While the values for department is still being retrieved from the dictionary
Dictionary with Service Virtualization
The Dictionary can be utilized with service virtualization, where Specmatic will leverage the values in the dictionary to generate responses for incoming requests. To illustrate this functionality, let’s consider the previous specification and dictionary as an example. We will remove the employees_examples directory to observe how service virtualization functions without examples.

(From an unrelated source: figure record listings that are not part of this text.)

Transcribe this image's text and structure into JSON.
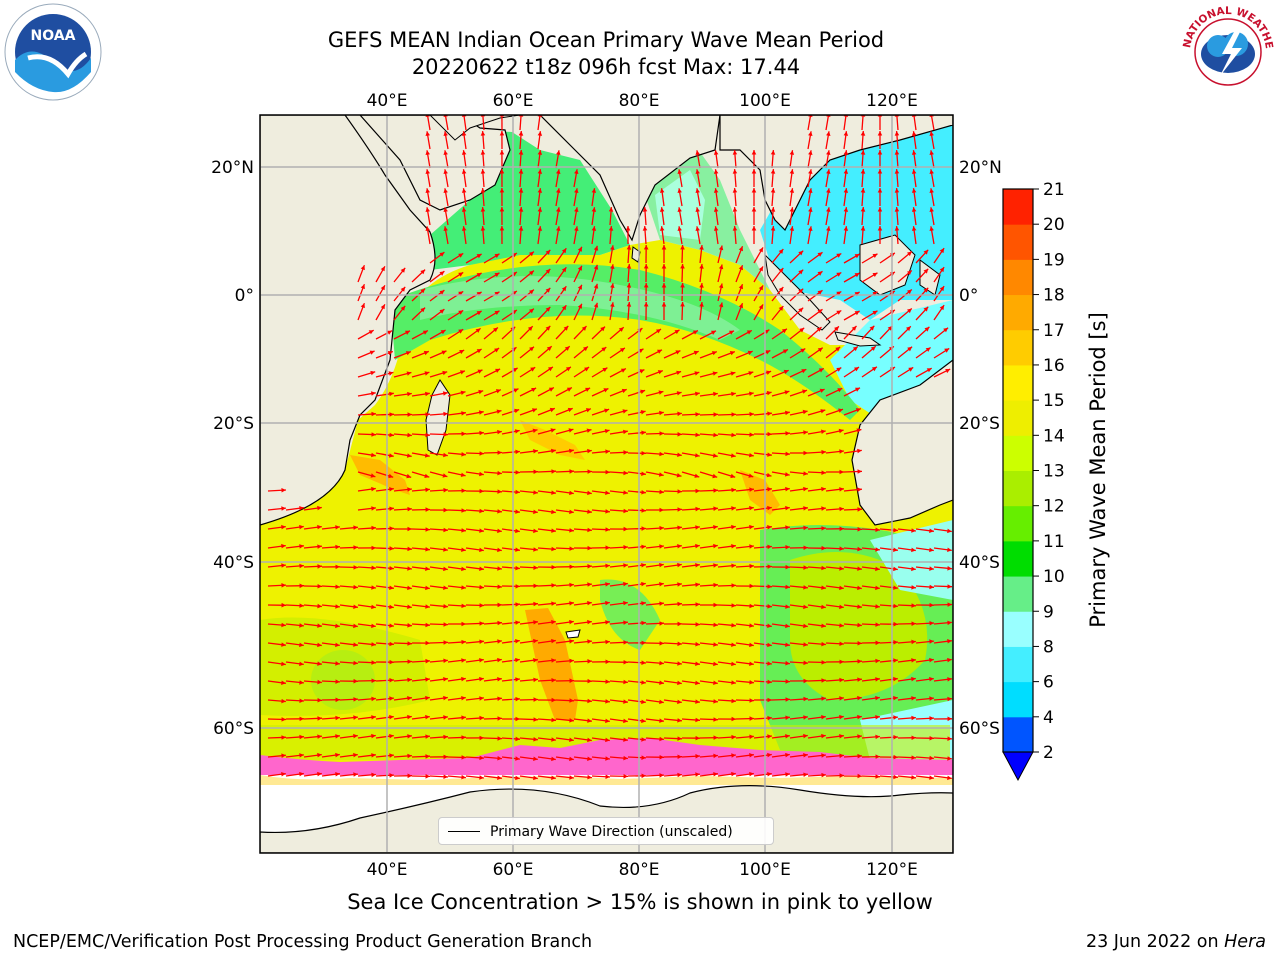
{
  "title": {
    "line1": "GEFS MEAN Indian Ocean Primary Wave Mean Period",
    "line2": "20220622 t18z 096h fcst   Max: 17.44"
  },
  "logos": {
    "left": {
      "name": "NOAA",
      "icon": "noaa-logo"
    },
    "right": {
      "name": "NATIONAL WEATHER SERVICE",
      "icon": "nws-logo"
    }
  },
  "map": {
    "top_lon_labels": [
      "40°E",
      "60°E",
      "80°E",
      "100°E",
      "120°E"
    ],
    "bottom_lon_labels": [
      "40°E",
      "60°E",
      "80°E",
      "100°E",
      "120°E"
    ],
    "left_lat_labels": [
      "20°N",
      "0°",
      "20°S",
      "40°S",
      "60°S"
    ],
    "right_lat_labels": [
      "20°N",
      "0°",
      "20°S",
      "40°S",
      "60°S"
    ],
    "extent": {
      "lon_min": 20,
      "lon_max": 130,
      "lat_min": -72,
      "lat_max": 28
    },
    "colors": {
      "land": "#efedde",
      "ice_free": "#ffffff",
      "ice_pink": "#ff66cc",
      "grid": "#b0b0b0",
      "arrow": "#ff0000"
    }
  },
  "legend": {
    "label": "Primary Wave Direction (unscaled)"
  },
  "colorbar": {
    "title": "Primary Wave Mean Period [s]",
    "tick_labels": [
      "2",
      "4",
      "6",
      "8",
      "9",
      "10",
      "11",
      "12",
      "13",
      "14",
      "15",
      "16",
      "17",
      "18",
      "19",
      "20",
      "21"
    ],
    "colors": [
      "#0055ff",
      "#00ddff",
      "#44eeff",
      "#99ffff",
      "#66ee88",
      "#00dd00",
      "#66ee00",
      "#aaee00",
      "#ccff00",
      "#eeee00",
      "#ffee00",
      "#ffcc00",
      "#ffaa00",
      "#ff8800",
      "#ff5500",
      "#ff2200"
    ],
    "under_color": "#0000ff"
  },
  "subtitle": "Sea Ice Concentration > 15% is shown in pink to yellow",
  "footer": {
    "left": "NCEP/EMC/Verification Post Processing Product Generation Branch",
    "right_prefix": "23 Jun 2022 on ",
    "right_host": "Hera"
  }
}
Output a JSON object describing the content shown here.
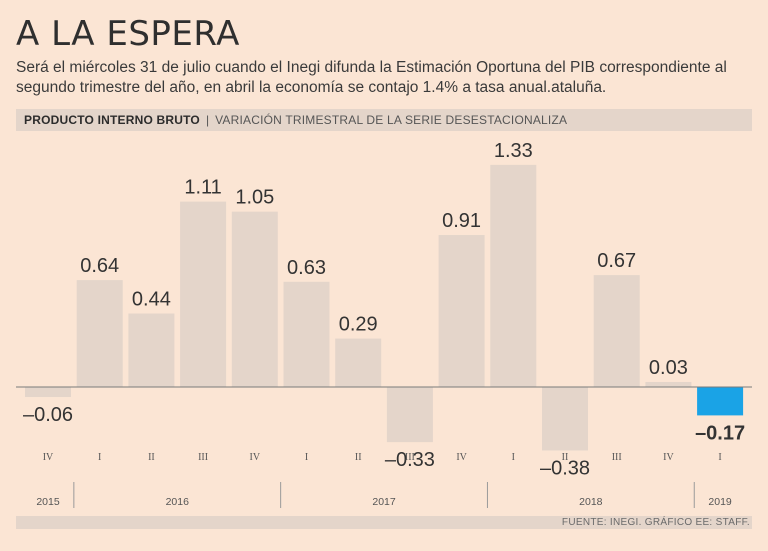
{
  "header": {
    "title": "A LA ESPERA",
    "subtitle": "Será el miércoles 31 de julio cuando el Inegi difunda la Estimación Oportuna del PIB  correspondiente al segundo trimestre del año, en abril la economía se contajo 1.4% a tasa anual.ataluña."
  },
  "band": {
    "label": "PRODUCTO INTERNO BRUTO",
    "separator": "|",
    "sublabel": "VARIACIÓN TRIMESTRAL DE LA SERIE DESESTACIONALIZA"
  },
  "footer": {
    "source": "FUENTE: INEGI. GRÁFICO EE: STAFF."
  },
  "colors": {
    "bar": "#e4d5ca",
    "highlight": "#1aa3e6",
    "text": "#3c3c3c"
  },
  "chart_data": {
    "type": "bar",
    "categories": [
      "IV",
      "I",
      "II",
      "III",
      "IV",
      "I",
      "II",
      "III",
      "IV",
      "I",
      "II",
      "III",
      "IV",
      "I"
    ],
    "values": [
      -0.06,
      0.64,
      0.44,
      1.11,
      1.05,
      0.63,
      0.29,
      -0.33,
      0.91,
      1.33,
      -0.38,
      0.67,
      0.03,
      -0.17
    ],
    "value_labels": [
      "–0.06",
      "0.64",
      "0.44",
      "1.11",
      "1.05",
      "0.63",
      "0.29",
      "–0.33",
      "0.91",
      "1.33",
      "–0.38",
      "0.67",
      "0.03",
      "–0.17"
    ],
    "highlight_index": 13,
    "years": [
      {
        "label": "2015",
        "start": 0,
        "end": 0
      },
      {
        "label": "2016",
        "start": 1,
        "end": 4
      },
      {
        "label": "2017",
        "start": 5,
        "end": 8
      },
      {
        "label": "2018",
        "start": 9,
        "end": 12
      },
      {
        "label": "2019",
        "start": 13,
        "end": 13
      }
    ],
    "ylim": [
      -0.45,
      1.45
    ]
  }
}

Run Service Virtualization
To start service virtualization, use the following command:
-
java -jar specmatic.jar stub employees.yaml -
npx specmatic stub employees.yaml -
docker run --rm -p 9000:9000 -v "$(pwd)/employees.yaml:/usr/src/app/employees.yaml" -v "$(pwd)/employees_dictionary.yaml:/usr/src/app/employees_dictionary.yaml" specmatic/specmatic stub "employees.yaml"
Making Requests
Execute the following curl command:
-
curl -X POST -H "Content-Type: application/json" -d "{\"name\":\"Jamie\",\"department\":\"IT\"}" http://localhost:9000/employees -
Invoke-RestMethod -Uri "http://localhost:9000/employees" -Method Post -Headers @{"Content-Type"="application/json"} -Body '{"name":"Jamie","department":"IT"}'
You’ll get the following response:
{
"id": 123,
"employeeCode": "EMP123",
"name": "Jane",
"department": "IT"
}
The values from the dictionary are used in the responses. Keep in mind that these values are selected in a pseudo-random manner from the list, so you may encounter different values each time.
Dictionary with Examples
You can also utilize dictionary with the example commands and the examples interactive server, allowing values to be retrieved from the dictionary for both request and response generation of examples, refer to External Examples for more details.